Ce qui est un début timide quand on sait qu’un être humain peut compter jusqu’à plus de 3.000 étoiles dans un ciel vierge de toute pollution. Et que la Voie Lactée en contient entre 200 et 400 milliards. « Le ciel de Paris est pourri mais il ne faut pas exagérer », assure Jean-Luc Dauvergne. Mais alors, que peut-on voir en ce moment en restant à sa seule fenêtre ? « Il y a de belles observations à faire », promet-il.

Orion, Bétèlgeuse, Jupiter, Mars et Saturne

Selon le spécialiste, Vénus est bien visible en ce moment en début de soirée, notamment pour les gens qui ont des fenêtres qui donnent vers l’ouest. Il y a aussi la constellation d’Orion à admirer. « Elle forme un quadrilatère avec des étoiles bien brillantes », détaille Jean-Luc Dauvergne. Notamment Bétélgeuse – « l’aisselle du géant » en arabe – une étoile rouge, que l’on disait proche de l’explosion, rappelle Ouest-France. « Elle remonte en luminosité et elle va même devenir de plus en plus lumineuse », commente Jean-Luc Dauvergne, qui préconise même de s’isoler par exemple dans une cour d’immeuble pour jouir du ciel. Il estime que l’on peut actuellement atteindre l’observation d’une centaine d’étoiles. A noter que le matin, à l’aube, vous pouvez également regarder Jupiter vers le sud-est. En dessous, Mars. Et un peu plus à gauche Saturne, si on a un horizon suffisamment dégagé.
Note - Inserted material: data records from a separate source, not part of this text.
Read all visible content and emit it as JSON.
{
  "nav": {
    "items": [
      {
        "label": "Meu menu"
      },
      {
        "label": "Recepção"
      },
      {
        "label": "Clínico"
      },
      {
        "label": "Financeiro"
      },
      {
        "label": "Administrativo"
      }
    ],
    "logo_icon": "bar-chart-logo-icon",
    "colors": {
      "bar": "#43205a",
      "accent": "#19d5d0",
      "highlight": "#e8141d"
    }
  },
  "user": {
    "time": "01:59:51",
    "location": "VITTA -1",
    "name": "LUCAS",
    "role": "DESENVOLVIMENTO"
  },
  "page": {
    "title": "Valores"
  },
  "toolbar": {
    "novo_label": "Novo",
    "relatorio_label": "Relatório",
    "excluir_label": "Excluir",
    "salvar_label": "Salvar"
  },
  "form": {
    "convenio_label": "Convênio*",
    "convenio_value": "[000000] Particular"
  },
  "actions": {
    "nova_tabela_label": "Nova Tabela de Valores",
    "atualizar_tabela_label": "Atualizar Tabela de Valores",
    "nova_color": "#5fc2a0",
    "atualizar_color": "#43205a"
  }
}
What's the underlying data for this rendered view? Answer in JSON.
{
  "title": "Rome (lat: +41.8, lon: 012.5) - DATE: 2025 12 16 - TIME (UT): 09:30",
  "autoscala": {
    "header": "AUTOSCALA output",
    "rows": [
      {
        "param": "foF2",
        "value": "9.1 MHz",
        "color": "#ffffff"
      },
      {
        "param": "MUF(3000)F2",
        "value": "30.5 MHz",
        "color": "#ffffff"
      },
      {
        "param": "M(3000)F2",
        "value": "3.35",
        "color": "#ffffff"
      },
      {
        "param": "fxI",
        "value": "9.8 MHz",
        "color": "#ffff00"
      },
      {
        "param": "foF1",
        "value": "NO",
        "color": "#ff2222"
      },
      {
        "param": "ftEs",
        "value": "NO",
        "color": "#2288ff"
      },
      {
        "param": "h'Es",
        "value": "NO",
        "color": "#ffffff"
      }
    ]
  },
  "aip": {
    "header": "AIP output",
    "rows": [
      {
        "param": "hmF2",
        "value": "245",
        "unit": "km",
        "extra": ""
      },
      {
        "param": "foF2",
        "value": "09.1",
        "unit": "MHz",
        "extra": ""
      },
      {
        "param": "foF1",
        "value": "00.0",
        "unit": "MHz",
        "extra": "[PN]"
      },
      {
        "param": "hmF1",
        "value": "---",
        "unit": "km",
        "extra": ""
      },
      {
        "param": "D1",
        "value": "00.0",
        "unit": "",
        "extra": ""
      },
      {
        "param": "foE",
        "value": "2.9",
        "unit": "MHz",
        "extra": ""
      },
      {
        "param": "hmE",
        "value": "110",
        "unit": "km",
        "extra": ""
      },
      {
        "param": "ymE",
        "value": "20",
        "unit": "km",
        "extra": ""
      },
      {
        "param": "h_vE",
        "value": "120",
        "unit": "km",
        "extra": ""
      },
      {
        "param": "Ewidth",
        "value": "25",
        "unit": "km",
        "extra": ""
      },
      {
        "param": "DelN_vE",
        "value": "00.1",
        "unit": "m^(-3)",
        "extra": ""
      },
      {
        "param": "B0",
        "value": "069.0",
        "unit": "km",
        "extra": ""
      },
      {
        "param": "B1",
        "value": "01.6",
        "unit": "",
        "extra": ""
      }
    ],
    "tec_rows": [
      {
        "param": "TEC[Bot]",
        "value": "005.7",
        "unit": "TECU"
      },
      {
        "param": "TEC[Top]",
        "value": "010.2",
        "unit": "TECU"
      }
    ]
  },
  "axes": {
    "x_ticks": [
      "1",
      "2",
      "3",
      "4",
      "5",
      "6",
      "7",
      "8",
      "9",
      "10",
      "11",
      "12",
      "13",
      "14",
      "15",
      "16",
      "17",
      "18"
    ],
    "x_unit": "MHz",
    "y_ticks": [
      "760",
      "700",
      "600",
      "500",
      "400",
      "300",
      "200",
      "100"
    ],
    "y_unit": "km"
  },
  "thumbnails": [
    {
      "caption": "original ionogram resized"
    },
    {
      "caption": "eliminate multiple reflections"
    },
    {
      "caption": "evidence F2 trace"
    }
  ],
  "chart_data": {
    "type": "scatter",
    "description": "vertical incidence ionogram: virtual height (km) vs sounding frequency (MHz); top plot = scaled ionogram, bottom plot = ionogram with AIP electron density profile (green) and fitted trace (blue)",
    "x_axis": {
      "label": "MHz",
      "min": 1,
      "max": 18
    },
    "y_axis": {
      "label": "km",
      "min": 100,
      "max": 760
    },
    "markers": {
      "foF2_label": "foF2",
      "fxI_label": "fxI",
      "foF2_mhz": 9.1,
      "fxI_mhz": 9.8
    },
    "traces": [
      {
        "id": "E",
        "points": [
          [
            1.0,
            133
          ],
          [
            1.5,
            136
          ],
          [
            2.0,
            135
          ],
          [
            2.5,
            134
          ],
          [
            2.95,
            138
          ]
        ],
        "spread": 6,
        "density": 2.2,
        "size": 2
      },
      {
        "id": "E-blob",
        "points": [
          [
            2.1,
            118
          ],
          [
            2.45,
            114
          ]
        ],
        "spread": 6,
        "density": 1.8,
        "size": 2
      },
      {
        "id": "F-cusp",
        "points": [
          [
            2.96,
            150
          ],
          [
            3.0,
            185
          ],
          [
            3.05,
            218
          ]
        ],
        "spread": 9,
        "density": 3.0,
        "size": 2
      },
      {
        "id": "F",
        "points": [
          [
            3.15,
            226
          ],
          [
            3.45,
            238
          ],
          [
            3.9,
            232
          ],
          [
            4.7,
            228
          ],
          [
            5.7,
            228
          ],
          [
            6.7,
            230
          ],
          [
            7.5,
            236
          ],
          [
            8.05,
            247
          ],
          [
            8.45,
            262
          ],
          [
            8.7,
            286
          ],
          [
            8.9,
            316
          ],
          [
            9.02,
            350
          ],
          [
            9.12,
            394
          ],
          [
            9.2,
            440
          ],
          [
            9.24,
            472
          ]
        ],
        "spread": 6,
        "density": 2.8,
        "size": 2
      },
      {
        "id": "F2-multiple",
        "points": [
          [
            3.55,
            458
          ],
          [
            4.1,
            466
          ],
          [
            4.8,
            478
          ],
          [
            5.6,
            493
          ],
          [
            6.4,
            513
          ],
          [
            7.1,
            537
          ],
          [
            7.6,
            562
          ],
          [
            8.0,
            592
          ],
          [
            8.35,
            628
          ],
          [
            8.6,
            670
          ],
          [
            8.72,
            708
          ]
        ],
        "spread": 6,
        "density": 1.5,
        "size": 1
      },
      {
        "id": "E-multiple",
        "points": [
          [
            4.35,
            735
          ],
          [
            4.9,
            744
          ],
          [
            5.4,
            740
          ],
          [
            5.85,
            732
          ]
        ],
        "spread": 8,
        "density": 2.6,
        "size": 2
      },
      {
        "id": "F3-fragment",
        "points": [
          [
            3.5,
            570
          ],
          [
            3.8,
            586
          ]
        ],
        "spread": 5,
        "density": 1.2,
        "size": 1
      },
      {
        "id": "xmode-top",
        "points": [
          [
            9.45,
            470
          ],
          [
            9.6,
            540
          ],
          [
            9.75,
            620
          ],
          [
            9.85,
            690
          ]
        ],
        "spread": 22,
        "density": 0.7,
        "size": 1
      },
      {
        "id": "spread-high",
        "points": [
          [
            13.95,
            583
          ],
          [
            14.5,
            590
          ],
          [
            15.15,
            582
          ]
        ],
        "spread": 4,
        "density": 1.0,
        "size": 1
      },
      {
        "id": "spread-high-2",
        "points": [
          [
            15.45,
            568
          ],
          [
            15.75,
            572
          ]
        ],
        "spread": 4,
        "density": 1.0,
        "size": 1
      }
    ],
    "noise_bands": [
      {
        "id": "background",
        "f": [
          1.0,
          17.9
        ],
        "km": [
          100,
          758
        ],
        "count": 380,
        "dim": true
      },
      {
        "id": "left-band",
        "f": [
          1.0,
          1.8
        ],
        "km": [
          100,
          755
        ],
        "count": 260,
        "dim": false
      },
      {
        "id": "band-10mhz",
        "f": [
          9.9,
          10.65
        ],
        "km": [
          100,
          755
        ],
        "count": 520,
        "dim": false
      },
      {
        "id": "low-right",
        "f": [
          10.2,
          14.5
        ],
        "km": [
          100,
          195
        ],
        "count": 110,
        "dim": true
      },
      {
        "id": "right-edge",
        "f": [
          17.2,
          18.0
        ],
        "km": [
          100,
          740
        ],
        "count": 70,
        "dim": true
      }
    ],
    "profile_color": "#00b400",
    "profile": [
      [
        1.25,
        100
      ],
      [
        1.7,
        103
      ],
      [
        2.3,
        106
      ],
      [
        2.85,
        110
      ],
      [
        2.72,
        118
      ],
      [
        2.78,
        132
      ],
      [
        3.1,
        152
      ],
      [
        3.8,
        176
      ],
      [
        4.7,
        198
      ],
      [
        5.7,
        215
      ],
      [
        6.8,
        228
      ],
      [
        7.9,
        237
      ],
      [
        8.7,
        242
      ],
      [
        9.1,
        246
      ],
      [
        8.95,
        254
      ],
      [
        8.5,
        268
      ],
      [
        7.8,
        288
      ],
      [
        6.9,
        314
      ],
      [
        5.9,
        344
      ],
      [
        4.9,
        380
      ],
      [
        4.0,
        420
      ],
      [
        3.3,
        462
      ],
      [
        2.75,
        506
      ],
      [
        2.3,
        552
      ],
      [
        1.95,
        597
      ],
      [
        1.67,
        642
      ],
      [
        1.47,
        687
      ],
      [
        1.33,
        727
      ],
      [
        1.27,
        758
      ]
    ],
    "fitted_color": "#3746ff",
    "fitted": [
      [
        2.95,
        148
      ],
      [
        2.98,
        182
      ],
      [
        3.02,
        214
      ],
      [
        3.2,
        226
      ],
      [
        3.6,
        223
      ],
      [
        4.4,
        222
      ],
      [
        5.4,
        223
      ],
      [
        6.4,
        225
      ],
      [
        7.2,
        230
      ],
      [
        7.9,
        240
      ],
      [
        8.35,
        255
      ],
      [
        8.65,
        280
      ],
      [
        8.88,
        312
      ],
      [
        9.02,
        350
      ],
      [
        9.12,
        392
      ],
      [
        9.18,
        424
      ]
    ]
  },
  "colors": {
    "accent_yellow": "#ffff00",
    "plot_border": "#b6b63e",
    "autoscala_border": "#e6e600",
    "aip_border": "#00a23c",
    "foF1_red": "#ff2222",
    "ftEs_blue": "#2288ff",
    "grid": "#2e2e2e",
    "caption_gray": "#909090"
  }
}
Finalement, le confinement permet au moins de prendre le temps de les regarder et les admirer. « Le reste du temps, ceux qui ne sont pas attentifs, oublient presque que la lune et les étoiles existent », lâche-t-il avant d’embrayer : « Et c’est toujours mieux de regarder les étoiles que la télé ». Surtout si le ciel sert prochainement d’écran publicitaire géant, comme le souhaitent certains.